2 Bedford Row’s members represent doctors, optometrists, and dentists, among other healthcare professionals, before their relevant regulatory body. Before the General Optical Council, Ian Stern QC is representing Honey Rose, an optometrist who was formerly convicted of gross negligence manslaughter following the death of an eight-year-old boy after the defendant failed to spot a serious eye condition during a routine check-up; Rose's criminal conviction was quashed by the Court of Appeal in 2017 on the basis of reasonable foreseeability in cases of gross negligence manslaughter.
At 23 Essex Street, Tim Grey successfully represented the General Dental Council (GDC) in a case brought against Steven Bal Sharma, a high-profile UK dentist, concerning alleged false advertising of the defendant's dental services and charges of misconduct relating to deficient dental work; Sharma was erased from the GDC's register in January 2019. Elsewhere, Christopher Hamlet successful prosecution of a chiropractor over claims of unacceptable conduct. Matthew Kewley left the set in August 2018 to become an assistant coroner.
Blackstone Chambers' members provide 'solid and pragmatic advice' across a wide spectrum of regulatory matters, according to instructing solicitors; the set's client base includes the General Medical Council, the Institute of Chartered Accountants in England and Wales, and the Financial Reporting Council.
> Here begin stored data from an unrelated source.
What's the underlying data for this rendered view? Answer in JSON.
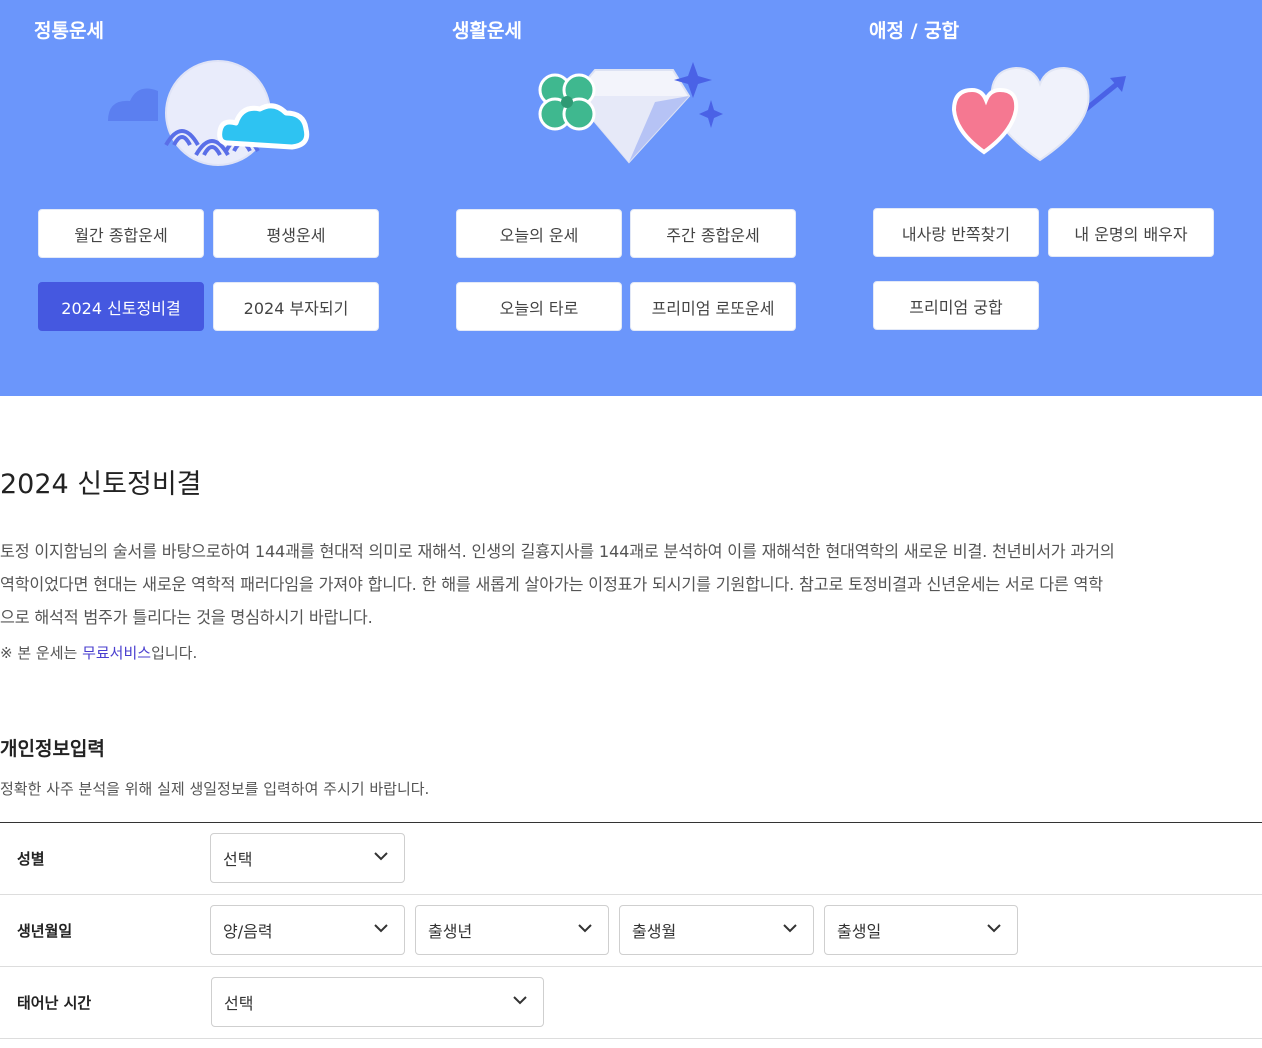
{
  "categories": [
    {
      "title": "정통운세",
      "buttons": [
        "월간 종합운세",
        "평생운세",
        "2024 신토정비결",
        "2024 부자되기"
      ],
      "active_index": 2
    },
    {
      "title": "생활운세",
      "buttons": [
        "오늘의 운세",
        "주간 종합운세",
        "오늘의 타로",
        "프리미엄 로또운세"
      ]
    },
    {
      "title": "애정 / 궁합",
      "buttons": [
        "내사랑 반쪽찾기",
        "내 운명의 배우자",
        "프리미엄 궁합"
      ]
    }
  ],
  "page": {
    "title": "2024 신토정비결",
    "description_lines": [
      "토정 이지함님의 술서를 바탕으로하여 144괘를 현대적 의미로 재해석. 인생의 길흉지사를 144괘로 분석하여 이를 재해석한 현대역학의 새로운 비결. 천년비서가 과거의",
      "역학이었다면 현대는 새로운 역학적 패러다임을 가져야 합니다. 한 해를 새롭게 살아가는 이정표가 되시기를 기원합니다. 참고로 토정비결과 신년운세는 서로 다른 역학",
      "으로 해석적 범주가 틀리다는 것을 명심하시기 바랍니다."
    ],
    "note_prefix": "※ 본 운세는 ",
    "note_link": "무료서비스",
    "note_suffix": "입니다."
  },
  "form": {
    "title": "개인정보입력",
    "subtitle": "정확한 사주 분석을 위해 실제 생일정보를 입력하여 주시기 바랍니다.",
    "rows": [
      {
        "label": "성별",
        "selects": [
          "선택"
        ]
      },
      {
        "label": "생년월일",
        "selects": [
          "양/음력",
          "출생년",
          "출생월",
          "출생일"
        ]
      },
      {
        "label": "태어난 시간",
        "selects": [
          "선택"
        ]
      }
    ]
  },
  "colors": {
    "banner": "#6b96fb",
    "active_button": "#4558e0",
    "link": "#4a3fcf"
  },
  "icons": [
    "moon-wave-cloud-icon",
    "clover-diamond-icon",
    "hearts-arrow-icon",
    "chevron-down-icon"
  ]
}
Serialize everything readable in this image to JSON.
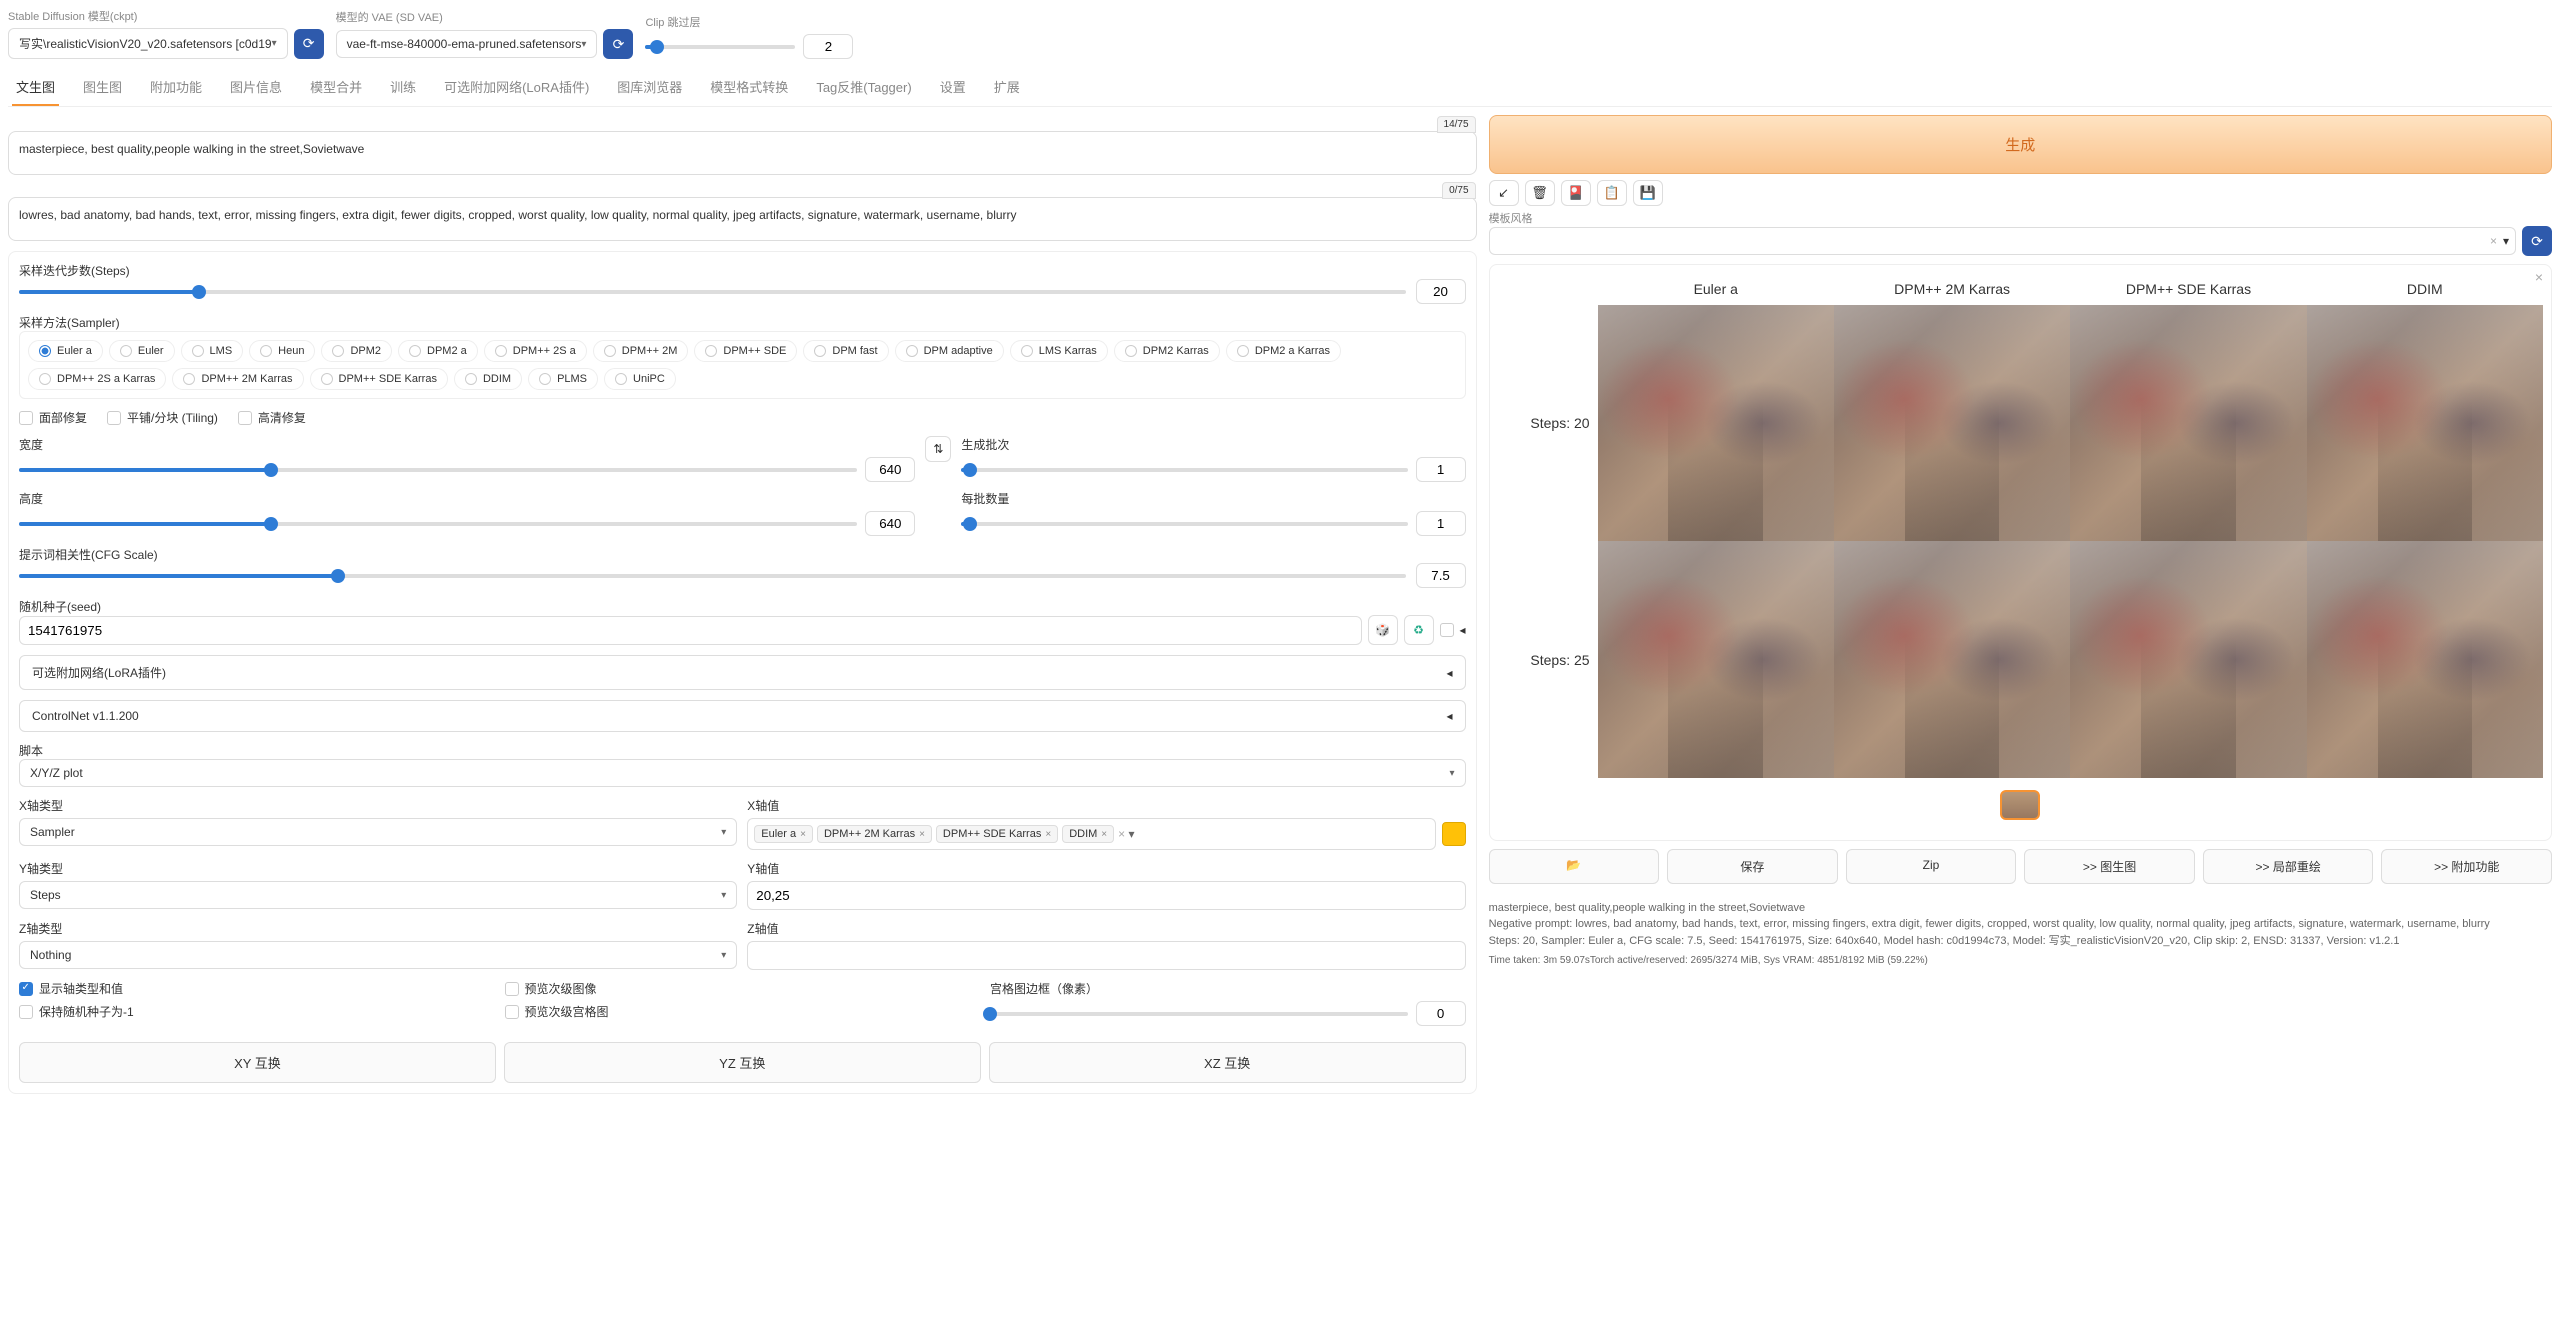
{
  "topbar": {
    "ckpt_label": "Stable Diffusion 模型(ckpt)",
    "ckpt_value": "写实\\realisticVisionV20_v20.safetensors [c0d19",
    "vae_label": "模型的 VAE (SD VAE)",
    "vae_value": "vae-ft-mse-840000-ema-pruned.safetensors",
    "clip_label": "Clip 跳过层",
    "clip_value": "2"
  },
  "tabs": [
    "文生图",
    "图生图",
    "附加功能",
    "图片信息",
    "模型合并",
    "训练",
    "可选附加网络(LoRA插件)",
    "图库浏览器",
    "模型格式转换",
    "Tag反推(Tagger)",
    "设置",
    "扩展"
  ],
  "prompt": {
    "positive": "masterpiece, best quality,people walking in the street,Sovietwave",
    "pos_count": "14/75",
    "negative": "lowres, bad anatomy, bad hands, text, error, missing fingers, extra digit, fewer digits, cropped, worst quality, low quality, normal quality, jpeg artifacts, signature, watermark, username, blurry",
    "neg_count": "0/75"
  },
  "generate": "生成",
  "template_label": "模板风格",
  "settings": {
    "steps_label": "采样迭代步数(Steps)",
    "steps": "20",
    "sampler_label": "采样方法(Sampler)",
    "samplers": [
      "Euler a",
      "Euler",
      "LMS",
      "Heun",
      "DPM2",
      "DPM2 a",
      "DPM++ 2S a",
      "DPM++ 2M",
      "DPM++ SDE",
      "DPM fast",
      "DPM adaptive",
      "LMS Karras",
      "DPM2 Karras",
      "DPM2 a Karras",
      "DPM++ 2S a Karras",
      "DPM++ 2M Karras",
      "DPM++ SDE Karras",
      "DDIM",
      "PLMS",
      "UniPC"
    ],
    "face_restore": "面部修复",
    "tiling": "平铺/分块 (Tiling)",
    "hires": "高清修复",
    "width_label": "宽度",
    "width": "640",
    "height_label": "高度",
    "height": "640",
    "batch_count_label": "生成批次",
    "batch_count": "1",
    "batch_size_label": "每批数量",
    "batch_size": "1",
    "cfg_label": "提示词相关性(CFG Scale)",
    "cfg": "7.5",
    "seed_label": "随机种子(seed)",
    "seed": "1541761975",
    "lora_label": "可选附加网络(LoRA插件)",
    "controlnet_label": "ControlNet v1.1.200",
    "script_label": "脚本",
    "script_value": "X/Y/Z plot",
    "x_type_label": "X轴类型",
    "x_type": "Sampler",
    "x_values_label": "X轴值",
    "x_tokens": [
      "Euler a",
      "DPM++ 2M Karras",
      "DPM++ SDE Karras",
      "DDIM"
    ],
    "y_type_label": "Y轴类型",
    "y_type": "Steps",
    "y_values_label": "Y轴值",
    "y_values": "20,25",
    "z_type_label": "Z轴类型",
    "z_type": "Nothing",
    "z_values_label": "Z轴值",
    "show_axis": "显示轴类型和值",
    "include_sub": "预览次级图像",
    "keep_seed": "保持随机种子为-1",
    "include_sub_grid": "预览次级宫格图",
    "margin_label": "宫格图边框（像素）",
    "margin": "0",
    "xy_swap": "XY 互换",
    "yz_swap": "YZ 互换",
    "xz_swap": "XZ 互换"
  },
  "output": {
    "col_headers": [
      "Euler a",
      "DPM++ 2M Karras",
      "DPM++ SDE Karras",
      "DDIM"
    ],
    "row_labels": [
      "Steps: 20",
      "Steps: 25"
    ],
    "actions": {
      "folder": "📂",
      "save": "保存",
      "zip": "Zip",
      "img2img": ">> 图生图",
      "inpaint": ">> 局部重绘",
      "extras": ">> 附加功能"
    }
  },
  "info": {
    "line1": "masterpiece, best quality,people walking in the street,Sovietwave",
    "line2": "Negative prompt: lowres, bad anatomy, bad hands, text, error, missing fingers, extra digit, fewer digits, cropped, worst quality, low quality, normal quality, jpeg artifacts, signature, watermark, username, blurry",
    "line3": "Steps: 20, Sampler: Euler a, CFG scale: 7.5, Seed: 1541761975, Size: 640x640, Model hash: c0d1994c73, Model: 写实_realisticVisionV20_v20, Clip skip: 2, ENSD: 31337, Version: v1.2.1",
    "line4": "Time taken: 3m 59.07sTorch active/reserved: 2695/3274 MiB, Sys VRAM: 4851/8192 MiB (59.22%)"
  }
}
In one instruction of note, Mark Shaw QC acted for the General Osteopathic Council in a statutory appeal brought by an osteopath against the decision of the Professional Conduct Committee to impose conditions of practice on the appellant's registration, citing alleged undue interference on the part of the panelists.
Charter Chambers' 'very experienced' members are well known for their strong relationship with the Royal College of Nursing and a solid track record in nursing disciplinary cases; however, the group is also adept in handling instructions from the dental, pharmaceutical, and optical professional, among other areas. Of note, Laura Bayley successfully defended a regional manager of a group of care homes against nine charges of alleged failure to report and investigate allegations of abuse; the defendant was acquitted on submissions of no case to answer on all charges.
At Old Square Chambers, Mary O’Rourke QC represented Dr Shekhar Chandra in an appeal brought by the General Medical Council before the Court of Appeal regarding a Medical Practitioners Tribunal's decision to restore Dr Chandra to the medical register after he was struck off for misconduct. The case concerned whether the test for restoring doctors to the register was parallel to the test for restoring solicitors, although the test must still focus on the overriding objective to protect, promote and maintain the public's health and safety. In July 2019, after the matter was remitted to tribunal, the tribunal reaffirmed the decision to restore Dr Chandra to the register.
Outer Temple Chambers' members handle a broad range of disciplinary and regulatory work, with a core strength in the healthcare, sport, legal services, and transport sectors. In one representative instruction, Fiona Horlick QC is defending a GP against over 50 charges of dishonesty, including disguising the prescription of opiates to vulnerable patients.